Die hymnologische Forschung hatte aufgrund einer sprachlichen Härte und Unlogik zwischen Vers 3 und 4 (nach üblicher Reihenfolge) schon längst die Frage aufgeworfen, ob das ganze Lied überhaupt einheitlich entstanden sei und ob nicht der vierte Vers nachträglich entstanden sei. Auch hier meinte man schon einmal die ältesten Drucke korrigieren zu müssen. Denn in der Tat muss man fragen, was Luther mit dem "einen Wörtlein" gemeint hat: "Ein Wörtlein kann ihn fällen", zumal es dann in Vers 4 weitergeht "Das Wort sie sollen lassen stahn". Zwischen "Ein Wörtlein" und "das Wort" liegt doch ein erheblicher und scheinbar hier nicht erklärter Unterschied. Urs Jenny hatte vorgeschlagen, die vierte letzte Strophe vom Lied abzutrennen, gerade auch wegen des Fehlens jeden Bezuges zu Psalm 46. Damit hätte man freilich auch einen für die bürgerliche Moral anstößigen Vers abgestoßen: "Nehmen sie den Leib, Gut, Ehr, Kind und Weib". Jenny meinte, dieser Vers sei "eine Zumutung an den Sänger in der Kirche". Und der sonst doch gar nicht seine Bürgerlichkeit herausstellende Literat Walter Jens hatte seine Interpretation in der "Frankfurter Anthologie" (hg. von Reich-Ranicki, 1984, 15-18) sogar betitelt: "Die verflixte vierte Strophe". Die Härte zwischen "ein Wörtlein" und "das Wort" kann aber aufgelöst werden, wenn auf Vers 3 nun Vers 2 folgt: "Ein Wörtlein kann ihn fällen. Mit unserer Macht ist nichts getan ...".

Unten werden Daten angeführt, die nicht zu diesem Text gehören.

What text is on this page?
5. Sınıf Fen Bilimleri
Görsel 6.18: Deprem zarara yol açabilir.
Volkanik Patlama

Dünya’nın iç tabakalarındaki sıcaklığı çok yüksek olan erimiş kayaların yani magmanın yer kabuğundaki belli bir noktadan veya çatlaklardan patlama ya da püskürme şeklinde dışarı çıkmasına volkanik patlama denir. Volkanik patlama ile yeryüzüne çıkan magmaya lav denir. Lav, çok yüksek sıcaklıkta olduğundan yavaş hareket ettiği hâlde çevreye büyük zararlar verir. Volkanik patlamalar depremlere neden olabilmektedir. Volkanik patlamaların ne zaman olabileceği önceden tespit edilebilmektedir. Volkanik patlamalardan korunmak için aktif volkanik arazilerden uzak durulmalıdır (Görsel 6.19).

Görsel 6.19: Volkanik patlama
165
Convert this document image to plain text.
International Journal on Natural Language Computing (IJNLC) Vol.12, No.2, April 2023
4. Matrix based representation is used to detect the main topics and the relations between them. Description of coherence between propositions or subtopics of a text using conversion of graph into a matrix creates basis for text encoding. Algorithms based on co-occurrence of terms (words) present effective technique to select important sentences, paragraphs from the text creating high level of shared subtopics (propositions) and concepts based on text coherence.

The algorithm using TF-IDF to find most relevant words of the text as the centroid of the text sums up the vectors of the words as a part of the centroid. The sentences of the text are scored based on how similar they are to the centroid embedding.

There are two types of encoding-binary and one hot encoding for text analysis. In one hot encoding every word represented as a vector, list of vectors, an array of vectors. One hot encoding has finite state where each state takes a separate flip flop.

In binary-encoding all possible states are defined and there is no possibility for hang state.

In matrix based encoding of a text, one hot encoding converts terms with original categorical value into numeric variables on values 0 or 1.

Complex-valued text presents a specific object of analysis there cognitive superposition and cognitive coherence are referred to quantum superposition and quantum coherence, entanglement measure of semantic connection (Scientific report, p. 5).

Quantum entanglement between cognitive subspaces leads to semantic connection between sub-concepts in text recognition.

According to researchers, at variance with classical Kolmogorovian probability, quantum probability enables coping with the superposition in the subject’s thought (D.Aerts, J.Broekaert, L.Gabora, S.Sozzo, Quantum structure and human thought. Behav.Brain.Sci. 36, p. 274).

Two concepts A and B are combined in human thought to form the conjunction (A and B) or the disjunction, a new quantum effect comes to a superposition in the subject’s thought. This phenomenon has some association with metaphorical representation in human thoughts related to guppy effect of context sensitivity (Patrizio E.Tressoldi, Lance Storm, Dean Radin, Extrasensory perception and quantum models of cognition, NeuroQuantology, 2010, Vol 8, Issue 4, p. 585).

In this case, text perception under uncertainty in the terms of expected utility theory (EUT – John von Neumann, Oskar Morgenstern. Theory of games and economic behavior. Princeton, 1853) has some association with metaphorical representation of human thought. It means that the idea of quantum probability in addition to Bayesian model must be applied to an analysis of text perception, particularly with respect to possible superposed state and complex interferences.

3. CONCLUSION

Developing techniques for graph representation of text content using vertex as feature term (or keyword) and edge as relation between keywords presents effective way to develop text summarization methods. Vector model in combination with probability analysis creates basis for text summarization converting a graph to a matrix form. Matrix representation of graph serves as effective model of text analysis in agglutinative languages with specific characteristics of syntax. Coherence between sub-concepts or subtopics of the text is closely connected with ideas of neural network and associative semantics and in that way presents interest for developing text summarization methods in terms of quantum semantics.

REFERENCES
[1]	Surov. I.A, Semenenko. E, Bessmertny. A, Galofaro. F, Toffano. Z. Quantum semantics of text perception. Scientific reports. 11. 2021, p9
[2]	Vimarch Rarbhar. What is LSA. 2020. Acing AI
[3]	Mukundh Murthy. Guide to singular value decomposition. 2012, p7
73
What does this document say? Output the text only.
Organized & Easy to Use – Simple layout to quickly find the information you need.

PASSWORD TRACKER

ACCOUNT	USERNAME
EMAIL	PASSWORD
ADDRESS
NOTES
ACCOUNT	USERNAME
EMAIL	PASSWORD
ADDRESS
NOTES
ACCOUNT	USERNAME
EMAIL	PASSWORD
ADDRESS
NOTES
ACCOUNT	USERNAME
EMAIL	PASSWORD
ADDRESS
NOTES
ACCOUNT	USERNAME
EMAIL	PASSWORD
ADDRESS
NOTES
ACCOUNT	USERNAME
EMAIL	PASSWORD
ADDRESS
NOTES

Allerdings gibt es keine Zweifel an der Zusammengehörigkeit aller Verse bei doch verschiedener Reihenfolge, wenn die wörtlichen Parallelen in Luthers Abendmahlstraktat "Daß diese Worte ..." beachtet werden. Schon im Titel und einleitend klingt auch der Eingang des Liedes "Ein feste Burg ist unser Gott" an. Denn es soll gelten, "daß diese Worte Christi ‚Das ist mein Leib’ etc. noch fest stehen". Es geht also um die feste Stellung der Heiligen Schrift, es geht sozusagen um die richtige christliche Hermeneutik der Bibel. Dagegen, so Luther, berufe sich zu seiner Zeit jede Rotte auf die Heilige Schrift: "Also konnte der Teufel den Christen ihre Waffen, Wehre und Burg (das ist die Schrift) ablaufen, daß sie nicht allein matt und untüchtig wider ihn wurde, sondern auch wider die Christen selbst streiten musste und sie bei den Christen so verdächtig macht, als wäre sie eitel Gift ... sage mir, ist das nicht ein Kunststücklein des Teufel gewesen?" Zum "Wörtlein" schreibt Luther u. a.: "Das Wörtlein ‚Ist’ soll so viel gelten als das Wort ‚Bedeutet’, wie Zwingli schreibet ...". Man dürfe die Abendmahlsworte "Das ist mein Leib" nicht pressen und quälen: "Wohl an, da ist nichts mehr zu martern an dem Text, denn das Wörtlein ‚Mein’, das will ich durch der Schwärmer Hechel ziehen, auf dass ja kein Bein an dem Text ganz ungemartert bleibe ...". Und zur Märtyrertheologie des letzten Verses, die dem modernen westlichen Christen weithin fremd geworden ist, schreibt Luther im Traktat: "Da mußte wohl aufhören Zwietracht und Hader in der Schrift, welches ist ein göttlicher Hader, das ist, da Gott mit dem Teufel hadert, wie St. Paulus sagt Eph 6,12: ’wir haben nicht mit Fleisch und Blut zu kämpfen, sondern mit der geistlichen Bosheit in der Luft etc’. Aber dafür ist eingerissen menschliche Zwietracht um Ehre und Gut auf Erden". Und "Wer Vater und Mutter, Weib und Kind, Haus und Hof, dazu seine Seele mehr liebt denn mich, der ist mein nicht wert (Mt 10,37) ... Denn christliche Einigkeit stehet im Geist, da wir eines Glaubens, eines Sinnes, eines Mutes sind ..." Schließlich: "Wen solche (teuflische) Stücklein nicht entsetzt noch warnet, den laß fahren, er will verloren sein. Der heilige Geist redet und gibt solch Stücklein nicht vor durch seine armen Sünder, wie der Teufel tut durch seine Heiligen".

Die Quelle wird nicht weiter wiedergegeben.